This record was my initiation into the troubled world of the twentieth century. I was four years old and fascinated by what I heard coming from our new Daddy-assembled stereo console. I could not give voice to the deep and complex emotions I felt when confronted with Bartók’s admixture of folk scales, split-meter, dissonance, consonance, and constantly shifting timbre, but I knew I craved the experience, again and again, so this became oft-requested bedtime music from me.
Amazingly, this vibrant document began with a visit to a New York hospital room where Béla Bartók, a depressed and impoverished refugee of Nazi-occupied Hungary, was suffering a mystery ailment. His friend, Fritz Reiner, alarmed that the composer’s spirits were sinking, had secured the money to commission a piece of music for orchestra. Recuperation at Saranac Lake in the Adirondacks provided the impetus Bartók needed to finish what was justly termed, “the best orchestral piece of the last 25 years.” One could add “for the next 70 years,” given that this October is the 69th anniversary of its composition, and I am unaware of anything that can touch the deft mastery, the starkly beautiful invention, and the cogent voice of modernity, that Concerto for Orchestra evinces.

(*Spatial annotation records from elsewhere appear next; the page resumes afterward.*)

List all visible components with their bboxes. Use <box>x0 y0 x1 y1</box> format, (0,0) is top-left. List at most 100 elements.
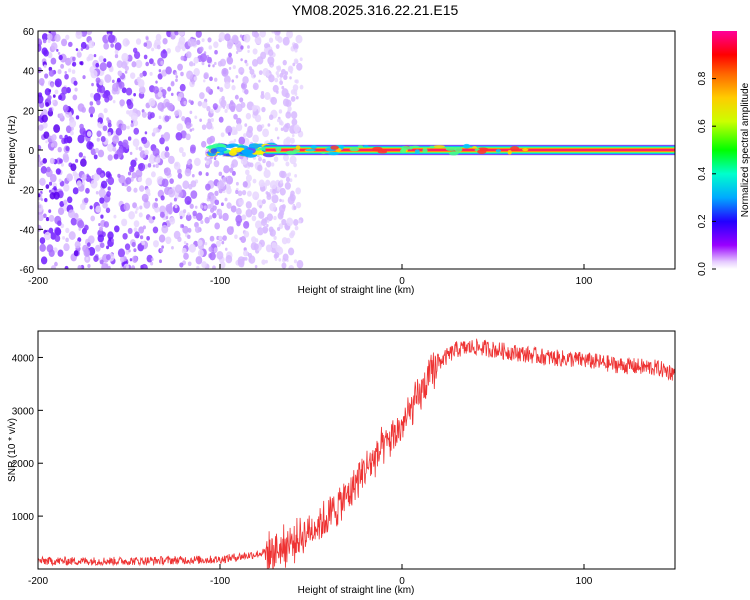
spectrogram-cell <box>294 79 298 83</box>
spectrogram-cell <box>140 263 148 269</box>
snr-xtick-label: 0 <box>399 576 405 587</box>
spectrogram-cell <box>219 58 227 67</box>
spectrogram-xtick-label: -200 <box>28 276 48 287</box>
spectrogram-cell <box>231 170 236 176</box>
spectrogram-cell <box>48 189 52 193</box>
spectrogram-cell <box>177 236 182 243</box>
spectrogram-cell <box>282 98 290 107</box>
spectrogram-cell <box>165 66 172 75</box>
spectrogram-cell <box>252 178 257 184</box>
spectrogram-cell <box>78 152 83 158</box>
spectrogram-cell <box>237 190 243 197</box>
spectrogram-cell <box>224 33 231 42</box>
spectrogram-cell <box>257 164 263 172</box>
spectrogram-cell <box>231 34 239 44</box>
spectrogram-cell <box>292 133 295 138</box>
spectrogram-cell <box>234 147 245 151</box>
spectrogram-cell <box>61 38 68 47</box>
spectrogram-cell <box>183 252 189 260</box>
spectrogram-cell <box>96 99 101 106</box>
spectrogram-cell <box>273 156 279 163</box>
spectrogram-cell <box>321 151 326 154</box>
spectrogram-cell <box>147 163 152 168</box>
spectrogram-cell <box>152 216 156 220</box>
spectrogram-cell <box>75 158 79 163</box>
spectrogram-cell <box>280 121 284 126</box>
spectrogram-cell <box>433 145 445 148</box>
spectrogram-cell <box>130 122 134 128</box>
spectrogram-cell <box>295 187 302 195</box>
spectrogram-cell <box>235 189 239 195</box>
spectrogram-cell <box>219 212 223 217</box>
spectrogram-cell <box>61 86 68 95</box>
spectrogram-cell <box>275 44 280 49</box>
spectrogram-cell <box>64 265 69 269</box>
spectrogram-cell <box>88 40 95 49</box>
spectrogram-cell <box>145 36 149 41</box>
spectrogram-cell <box>200 220 204 225</box>
spectrogram-cell <box>243 33 251 43</box>
spectrogram-cell <box>242 181 248 188</box>
spectrogram-cell <box>222 235 227 241</box>
spectrogram-cell <box>208 45 213 50</box>
spectrogram-cell <box>100 180 108 189</box>
spectrogram-cell <box>107 154 113 161</box>
snr-ytick-label: 4000 <box>12 353 35 364</box>
spectrogram-cell <box>226 56 234 65</box>
spectrogram-cell <box>59 113 64 119</box>
spectrogram-cell <box>207 204 212 209</box>
spectrogram-cell <box>290 190 295 197</box>
spectrogram-cell <box>38 43 42 53</box>
spectrogram-cell <box>145 177 153 186</box>
spectrogram-cell <box>260 90 265 96</box>
spectrogram-cell <box>133 187 138 193</box>
spectrogram-cell <box>262 226 269 234</box>
spectrogram-cell <box>193 68 200 77</box>
spectrogram-cell <box>238 66 245 75</box>
spectrogram-cell <box>284 123 288 128</box>
spectrogram-cell <box>180 71 184 77</box>
spectrogram-cell <box>165 216 169 220</box>
spectrogram-cell <box>159 248 164 253</box>
spectrogram-cell <box>116 77 121 83</box>
spectrogram-cell <box>160 195 165 201</box>
spectrogram-cell <box>107 176 115 186</box>
spectrogram-cell <box>293 205 297 210</box>
spectrogram-cell <box>273 235 277 240</box>
spectrogram-cell <box>181 151 186 158</box>
spectrogram-cell <box>160 60 164 65</box>
spectrogram-cell <box>185 122 192 129</box>
spectrogram-cell <box>188 99 192 104</box>
spectrogram-cell <box>275 71 279 76</box>
spectrogram-cell <box>70 217 78 226</box>
colorbar-label: Normalized spectral amplitude <box>740 82 750 217</box>
spectrogram-cell <box>227 143 239 147</box>
spectrogram-cell <box>58 178 62 183</box>
spectrogram-cell <box>65 34 70 40</box>
spectrogram-cell <box>152 62 156 66</box>
spectrogram-cell <box>143 200 151 209</box>
spectrogram-cell <box>235 181 239 186</box>
spectrogram-cell <box>63 137 69 144</box>
snr-xtick-label: -200 <box>28 576 48 587</box>
spectrogram-cell <box>126 110 130 115</box>
spectrogram-cell <box>97 149 105 158</box>
spectrogram-cell <box>222 212 229 222</box>
spectrogram-cell <box>135 146 139 151</box>
snr-ytick-label: 2000 <box>12 459 35 470</box>
spectrogram-cell <box>159 259 162 264</box>
spectrogram-cell <box>279 170 285 178</box>
snr-ytick-label: 1000 <box>12 512 35 523</box>
spectrogram-cell <box>164 115 170 122</box>
spectrogram-cell <box>72 170 77 177</box>
spectrogram-cell <box>72 94 78 101</box>
spectrogram-cell <box>131 265 136 269</box>
spectrogram-cell <box>199 92 205 100</box>
spectrogram-cell <box>134 210 138 214</box>
spectrogram-cell <box>145 40 153 49</box>
spectrogram-cell <box>47 52 53 59</box>
spectrogram-cell <box>224 81 231 90</box>
spectrogram-cell <box>236 220 241 227</box>
spectrogram-cell <box>53 124 61 133</box>
spectrogram-cell <box>131 61 137 68</box>
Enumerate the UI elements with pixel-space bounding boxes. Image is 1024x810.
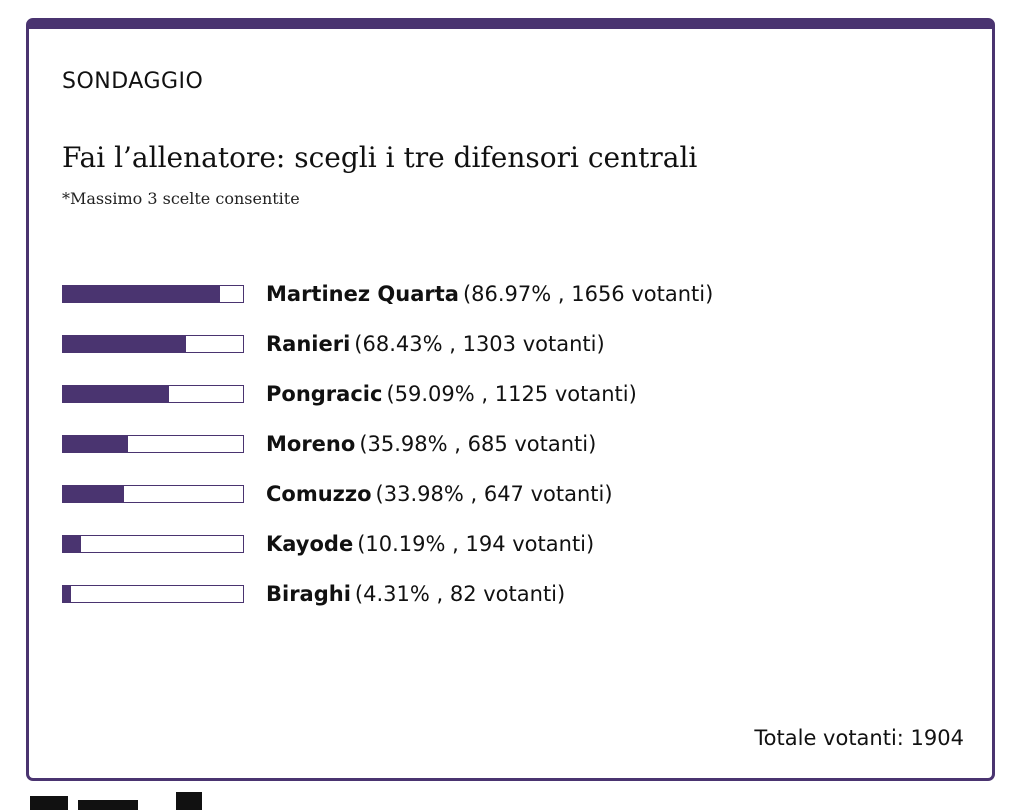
option-text: Moreno (35.98% , 685 votanti) (266, 432, 596, 456)
poll-option-kayode[interactable]: Kayode (10.19% , 194 votanti) (62, 519, 962, 569)
poll-option-biraghi[interactable]: Biraghi (4.31% , 82 votanti) (62, 569, 962, 619)
option-text: Martinez Quarta (86.97% , 1656 votanti) (266, 282, 713, 306)
option-stats: (59.09% , 1125 votanti) (386, 382, 637, 406)
result-bar (62, 285, 244, 303)
option-stats: (35.98% , 685 votanti) (359, 432, 597, 456)
result-bar-fill (63, 536, 82, 552)
option-stats: (10.19% , 194 votanti) (357, 532, 595, 556)
cropped-glyph (176, 792, 202, 810)
poll-option-martinez-quarta[interactable]: Martinez Quarta (86.97% , 1656 votanti) (62, 269, 962, 319)
result-bar (62, 335, 244, 353)
result-bar-fill (63, 436, 128, 452)
option-text: Biraghi (4.31% , 82 votanti) (266, 582, 565, 606)
result-bar (62, 585, 244, 603)
poll-question: Fai l’allenatore: scegli i tre difensori… (62, 141, 698, 174)
option-name: Pongracic (266, 382, 383, 406)
cropped-heading-fragment (26, 790, 236, 810)
option-stats: (86.97% , 1656 votanti) (462, 282, 714, 306)
option-name: Kayode (266, 532, 354, 556)
poll-option-moreno[interactable]: Moreno (35.98% , 685 votanti) (62, 419, 962, 469)
result-bar-fill (63, 386, 170, 402)
result-bar (62, 385, 244, 403)
option-text: Kayode (10.19% , 194 votanti) (266, 532, 594, 556)
option-name: Martinez Quarta (266, 282, 459, 306)
poll-option-ranieri[interactable]: Ranieri (68.43% , 1303 votanti) (62, 319, 962, 369)
option-stats: (4.31% , 82 votanti) (354, 582, 566, 606)
poll-widget: SONDAGGIO Fai l’allenatore: scegli i tre… (26, 18, 995, 781)
poll-note: *Massimo 3 scelte consentite (62, 189, 300, 208)
option-name: Comuzzo (266, 482, 372, 506)
option-text: Ranieri (68.43% , 1303 votanti) (266, 332, 605, 356)
option-stats: (68.43% , 1303 votanti) (354, 332, 605, 356)
option-name: Biraghi (266, 582, 351, 606)
option-name: Ranieri (266, 332, 351, 356)
result-bar (62, 485, 244, 503)
result-bar (62, 435, 244, 453)
result-bar-fill (63, 586, 71, 602)
cropped-glyph (78, 800, 138, 810)
poll-label: SONDAGGIO (62, 69, 204, 94)
result-bar-fill (63, 336, 187, 352)
option-name: Moreno (266, 432, 356, 456)
result-bar-fill (63, 486, 125, 502)
cropped-glyph (30, 796, 68, 810)
result-bar-fill (63, 286, 220, 302)
option-stats: (33.98% , 647 votanti) (375, 482, 613, 506)
option-text: Comuzzo (33.98% , 647 votanti) (266, 482, 613, 506)
total-voters: Totale votanti: 1904 (754, 726, 964, 750)
poll-option-pongracic[interactable]: Pongracic (59.09% , 1125 votanti) (62, 369, 962, 419)
result-bar (62, 535, 244, 553)
option-text: Pongracic (59.09% , 1125 votanti) (266, 382, 637, 406)
poll-option-comuzzo[interactable]: Comuzzo (33.98% , 647 votanti) (62, 469, 962, 519)
poll-options: Martinez Quarta (86.97% , 1656 votanti) R… (62, 269, 962, 619)
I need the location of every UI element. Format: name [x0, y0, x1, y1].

From his Mikrokosmos piano primers to his ground-breaking string quartets, Bartók was a fully-engaged composer. His folk music collecting trips with pal Zoltan Kodaly in Romania and Hungary helped document (on cylinders!) a music that is now alive and strong again. Cinema buffs owe (or can blame) Bartók for, I am certain, inspiring Bernard Herrmann’s famous shower scene score in Alfred Hitchcock’s Psycho. The screeching violins had been predated in Bartók’s string quartets. A master composer like Herrmann had surely studied those scores.
Two more comments: one musical, the other gossipy. Concertos are typically devoted to a single solo instrument backed by an orchestra. The soloist dazzles us with pyrotechnics and poetry. Occasionally, double concertos feature two instrumental soloists who interweave. Bartók takes the whole orchestra, and, section by section, features specialities and sonorities of each. (Leonard Bernstein has a brilliant Young People’s Concert devoted to explaining this.)
And now to the gossip. While Bartók was working on his Concerto, Dmitri Shostakovich’s Leningrad Symphony (No. 7), a tribute to the city and a symbol of Soviet resistance to Nazi totalitarianism, was getting plenty of radio play and acclaim. Bartók was not having any of it, particularly the march which repeats twelve laborious times in the first movement. So in Bartók’s fourth movement of the Concerto, an achingly lovely memory of his native Hungary, now in Nazi clutches, Bartók has Shostakovich’s march crash in! Then in a few short measures he gives it far richer treatment than found in the original. It’s an unmistakeable mocking and one-upmanship. (You’ve got to wonder if Dmitri’s son, conductor Maxim Shostakovich, would ever consent to conducting Bartok’s work, given this sleight to his father.) But the poor and neglected Béla Bartók knew he should have been given those accolades instead.
Bartók’s Concerto for Orchestra did give him accolades, resoundingly so, but he succumbed to death before new plans could be realized. It’s the world’s loss.